Эта скорбь и мука, и слёзы были теперь тут у него, в их комнатке…

И близость этого страдания и этой муки давила ему душу, сжимала сердце, делала жизнь ужасной, невыносимой, по крайней мере, в эти минуты.

В книге именно описывались бедные, страдающие люди, о которых все давно забыли и к которым никто не хотел придти на помощь.

Но сейчас Володька не думал об этих людях, он испытывал только муку в себе, и эта мука наполняла его всего, всю душу и мучила, и заставляла страдать одним всепоглощающим страданием.

Он повернулся лицом к стене, закрыл глаза, спрятал голову в подушку, чтобы ничего не видеть, ничего не слышать.

Он долго лежал так. И он чувствовал, как постепенно уходит из души его тоска, как успокаивается в нем что-то, что мучило его и надрывало грудь.

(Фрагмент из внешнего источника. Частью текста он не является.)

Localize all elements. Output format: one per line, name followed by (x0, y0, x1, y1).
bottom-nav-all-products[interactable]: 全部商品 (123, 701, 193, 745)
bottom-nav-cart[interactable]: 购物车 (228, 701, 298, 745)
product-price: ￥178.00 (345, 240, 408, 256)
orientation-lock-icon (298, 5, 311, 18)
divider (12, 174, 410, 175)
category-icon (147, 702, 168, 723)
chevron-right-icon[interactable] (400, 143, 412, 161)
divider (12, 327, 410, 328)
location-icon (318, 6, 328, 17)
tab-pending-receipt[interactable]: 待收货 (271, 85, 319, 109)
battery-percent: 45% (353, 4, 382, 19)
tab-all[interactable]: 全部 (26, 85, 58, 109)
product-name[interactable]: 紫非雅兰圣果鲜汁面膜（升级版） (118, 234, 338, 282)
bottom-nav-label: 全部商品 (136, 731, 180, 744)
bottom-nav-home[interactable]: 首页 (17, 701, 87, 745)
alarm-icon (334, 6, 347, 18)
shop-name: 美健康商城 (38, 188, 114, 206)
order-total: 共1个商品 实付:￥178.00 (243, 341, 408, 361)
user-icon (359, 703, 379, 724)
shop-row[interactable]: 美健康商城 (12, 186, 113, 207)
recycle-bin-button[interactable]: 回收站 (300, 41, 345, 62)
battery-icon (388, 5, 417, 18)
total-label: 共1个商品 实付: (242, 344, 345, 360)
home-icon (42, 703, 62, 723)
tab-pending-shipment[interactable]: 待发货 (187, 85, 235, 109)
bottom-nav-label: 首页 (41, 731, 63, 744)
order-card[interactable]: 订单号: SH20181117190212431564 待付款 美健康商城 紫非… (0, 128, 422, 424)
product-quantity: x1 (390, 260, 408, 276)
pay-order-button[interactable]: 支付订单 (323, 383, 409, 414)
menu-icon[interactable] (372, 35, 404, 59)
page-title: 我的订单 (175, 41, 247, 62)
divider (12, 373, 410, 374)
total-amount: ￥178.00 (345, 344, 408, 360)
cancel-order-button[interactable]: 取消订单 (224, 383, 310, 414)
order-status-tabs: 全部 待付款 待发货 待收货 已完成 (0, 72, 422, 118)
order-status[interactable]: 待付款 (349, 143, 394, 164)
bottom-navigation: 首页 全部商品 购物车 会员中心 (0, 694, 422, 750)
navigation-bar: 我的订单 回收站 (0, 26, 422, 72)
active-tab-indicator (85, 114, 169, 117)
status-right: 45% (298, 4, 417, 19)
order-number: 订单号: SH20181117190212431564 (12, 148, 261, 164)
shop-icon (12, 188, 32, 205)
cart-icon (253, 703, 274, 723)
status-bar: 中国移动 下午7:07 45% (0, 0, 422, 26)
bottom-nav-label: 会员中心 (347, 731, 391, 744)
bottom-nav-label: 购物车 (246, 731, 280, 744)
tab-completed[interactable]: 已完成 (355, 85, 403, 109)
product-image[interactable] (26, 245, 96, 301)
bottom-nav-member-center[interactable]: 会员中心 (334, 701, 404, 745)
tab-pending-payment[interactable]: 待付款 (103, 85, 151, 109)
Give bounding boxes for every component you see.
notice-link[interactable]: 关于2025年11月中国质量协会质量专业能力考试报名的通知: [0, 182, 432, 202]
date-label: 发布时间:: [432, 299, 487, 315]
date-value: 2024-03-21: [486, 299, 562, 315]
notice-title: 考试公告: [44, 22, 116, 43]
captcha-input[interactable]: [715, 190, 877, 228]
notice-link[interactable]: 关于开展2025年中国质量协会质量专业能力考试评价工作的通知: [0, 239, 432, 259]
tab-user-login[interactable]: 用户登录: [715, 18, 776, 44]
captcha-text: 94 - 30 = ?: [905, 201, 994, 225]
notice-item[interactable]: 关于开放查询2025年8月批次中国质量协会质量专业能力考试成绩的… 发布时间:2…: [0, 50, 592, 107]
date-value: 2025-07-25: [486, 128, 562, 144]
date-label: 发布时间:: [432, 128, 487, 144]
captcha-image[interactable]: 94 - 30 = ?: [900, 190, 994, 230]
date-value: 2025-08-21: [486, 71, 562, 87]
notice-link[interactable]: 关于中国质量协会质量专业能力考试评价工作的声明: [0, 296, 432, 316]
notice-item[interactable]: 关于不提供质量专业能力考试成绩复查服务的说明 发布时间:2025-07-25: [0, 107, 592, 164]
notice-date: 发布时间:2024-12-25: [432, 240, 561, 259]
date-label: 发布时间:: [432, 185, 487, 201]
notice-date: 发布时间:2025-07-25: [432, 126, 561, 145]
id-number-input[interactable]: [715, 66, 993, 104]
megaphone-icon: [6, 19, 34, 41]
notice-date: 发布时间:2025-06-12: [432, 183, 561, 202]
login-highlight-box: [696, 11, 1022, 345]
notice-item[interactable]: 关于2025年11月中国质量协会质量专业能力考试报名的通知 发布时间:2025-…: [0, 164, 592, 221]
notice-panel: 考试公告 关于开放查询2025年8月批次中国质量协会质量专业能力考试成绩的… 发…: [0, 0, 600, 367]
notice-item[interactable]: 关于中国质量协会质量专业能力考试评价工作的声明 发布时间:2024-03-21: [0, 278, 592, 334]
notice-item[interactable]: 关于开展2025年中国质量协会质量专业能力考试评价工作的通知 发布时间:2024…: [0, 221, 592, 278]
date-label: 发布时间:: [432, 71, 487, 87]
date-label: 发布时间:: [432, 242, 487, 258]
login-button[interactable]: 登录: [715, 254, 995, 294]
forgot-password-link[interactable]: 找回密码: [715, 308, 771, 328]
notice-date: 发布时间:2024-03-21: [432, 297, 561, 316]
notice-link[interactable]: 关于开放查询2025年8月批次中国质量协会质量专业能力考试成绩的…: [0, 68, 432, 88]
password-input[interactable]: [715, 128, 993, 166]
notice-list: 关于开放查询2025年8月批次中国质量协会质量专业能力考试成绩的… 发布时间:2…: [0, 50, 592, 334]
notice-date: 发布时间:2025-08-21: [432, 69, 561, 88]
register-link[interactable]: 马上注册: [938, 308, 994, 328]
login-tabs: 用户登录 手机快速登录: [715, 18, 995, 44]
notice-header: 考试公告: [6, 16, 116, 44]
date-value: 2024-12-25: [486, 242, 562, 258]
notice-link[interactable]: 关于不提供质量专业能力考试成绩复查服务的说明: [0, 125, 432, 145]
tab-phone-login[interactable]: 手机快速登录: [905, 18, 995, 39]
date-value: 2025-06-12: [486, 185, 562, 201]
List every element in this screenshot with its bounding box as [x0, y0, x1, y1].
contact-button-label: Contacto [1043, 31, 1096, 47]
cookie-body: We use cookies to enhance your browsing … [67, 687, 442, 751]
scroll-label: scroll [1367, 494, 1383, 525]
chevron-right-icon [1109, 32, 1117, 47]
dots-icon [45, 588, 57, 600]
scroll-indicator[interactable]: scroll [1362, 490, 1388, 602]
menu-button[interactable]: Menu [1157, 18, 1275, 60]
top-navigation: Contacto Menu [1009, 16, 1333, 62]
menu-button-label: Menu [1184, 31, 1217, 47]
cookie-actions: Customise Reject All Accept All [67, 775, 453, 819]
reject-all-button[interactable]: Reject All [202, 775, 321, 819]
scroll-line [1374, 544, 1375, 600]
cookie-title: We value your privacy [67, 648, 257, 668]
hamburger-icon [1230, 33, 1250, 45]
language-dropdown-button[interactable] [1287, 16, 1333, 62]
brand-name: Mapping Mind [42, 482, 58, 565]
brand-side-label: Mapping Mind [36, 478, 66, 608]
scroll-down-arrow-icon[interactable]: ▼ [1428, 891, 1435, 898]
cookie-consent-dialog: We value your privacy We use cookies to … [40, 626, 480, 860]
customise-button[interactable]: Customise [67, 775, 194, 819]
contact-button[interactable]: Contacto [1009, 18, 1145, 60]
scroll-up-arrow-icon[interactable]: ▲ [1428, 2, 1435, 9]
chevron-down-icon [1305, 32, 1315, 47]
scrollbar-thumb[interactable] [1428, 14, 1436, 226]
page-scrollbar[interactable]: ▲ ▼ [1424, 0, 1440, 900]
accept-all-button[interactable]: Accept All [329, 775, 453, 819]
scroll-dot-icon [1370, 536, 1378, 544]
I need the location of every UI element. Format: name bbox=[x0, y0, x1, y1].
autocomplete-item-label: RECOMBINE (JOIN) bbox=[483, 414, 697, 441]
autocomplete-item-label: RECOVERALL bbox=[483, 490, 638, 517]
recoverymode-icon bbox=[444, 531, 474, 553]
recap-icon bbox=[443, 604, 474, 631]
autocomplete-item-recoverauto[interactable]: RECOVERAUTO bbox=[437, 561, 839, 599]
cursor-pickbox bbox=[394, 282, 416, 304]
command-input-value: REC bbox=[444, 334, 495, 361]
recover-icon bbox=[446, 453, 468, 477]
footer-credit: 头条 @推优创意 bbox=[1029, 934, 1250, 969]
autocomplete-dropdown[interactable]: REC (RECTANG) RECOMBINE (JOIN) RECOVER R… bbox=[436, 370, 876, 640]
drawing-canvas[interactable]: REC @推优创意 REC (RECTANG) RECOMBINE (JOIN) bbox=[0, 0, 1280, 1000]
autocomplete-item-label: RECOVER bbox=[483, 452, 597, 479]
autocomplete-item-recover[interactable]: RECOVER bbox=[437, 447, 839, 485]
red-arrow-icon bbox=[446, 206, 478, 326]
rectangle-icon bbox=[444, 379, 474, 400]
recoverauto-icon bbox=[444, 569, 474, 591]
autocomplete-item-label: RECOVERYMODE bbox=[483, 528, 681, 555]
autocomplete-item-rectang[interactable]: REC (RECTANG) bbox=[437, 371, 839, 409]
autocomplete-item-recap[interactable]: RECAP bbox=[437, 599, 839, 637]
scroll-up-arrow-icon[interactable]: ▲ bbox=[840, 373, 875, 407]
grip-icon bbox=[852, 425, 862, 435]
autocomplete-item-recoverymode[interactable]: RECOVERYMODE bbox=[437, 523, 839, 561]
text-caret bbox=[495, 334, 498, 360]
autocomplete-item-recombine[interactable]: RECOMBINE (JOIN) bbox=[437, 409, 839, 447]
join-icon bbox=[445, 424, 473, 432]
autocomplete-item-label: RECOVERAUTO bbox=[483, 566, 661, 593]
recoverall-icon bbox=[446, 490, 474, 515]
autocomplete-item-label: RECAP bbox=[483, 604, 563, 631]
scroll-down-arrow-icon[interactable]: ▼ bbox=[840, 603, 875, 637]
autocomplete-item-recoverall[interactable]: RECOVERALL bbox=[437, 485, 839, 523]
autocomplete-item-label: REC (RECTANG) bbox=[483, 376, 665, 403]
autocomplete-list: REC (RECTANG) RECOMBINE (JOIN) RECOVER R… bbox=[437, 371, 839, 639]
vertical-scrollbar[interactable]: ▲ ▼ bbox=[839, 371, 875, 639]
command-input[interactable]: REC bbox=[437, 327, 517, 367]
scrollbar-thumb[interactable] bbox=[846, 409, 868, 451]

Он не заметил, как он заснул.

Он всегда спал в это время, и когда до сестер долетало его ровное дыхание, старшая сказала младшей:

– Ну, ведь я же говорила, что с ним ничего.

И она стала говорить, что нельзя Володьку постоянно держать взаперти, что он уже не совсем маленький.

Проснувшись, Володька опять взялся за свои ножницы и бумагу.

Вечером тётка после работы открыла книгу и стала искать место, где она вчера остановилась, а мать, взяв Володьку за талию и заглядывая ему в глаза, спросила:

– Ну, что ж, опять будешь слушать?

Она ожидала, что Володька, как вчера, отложит в сторону ножницы, сложит на коленах руки и будет сидеть прямо и тихо и слушать.

И Володька точно на слова матери поднял голову от бумаги и выпростал пальцы из колец ножниц; но едва взгляд его упал на книгу, губы его скривились и в глазах, вдруг широко открывшихся и остановившихся на книге с таким выражением, как будто он увидел там что-то, на что не мог смотреть без содрогания, загоралась такая тоска, такая мука и вместе ужас и боль.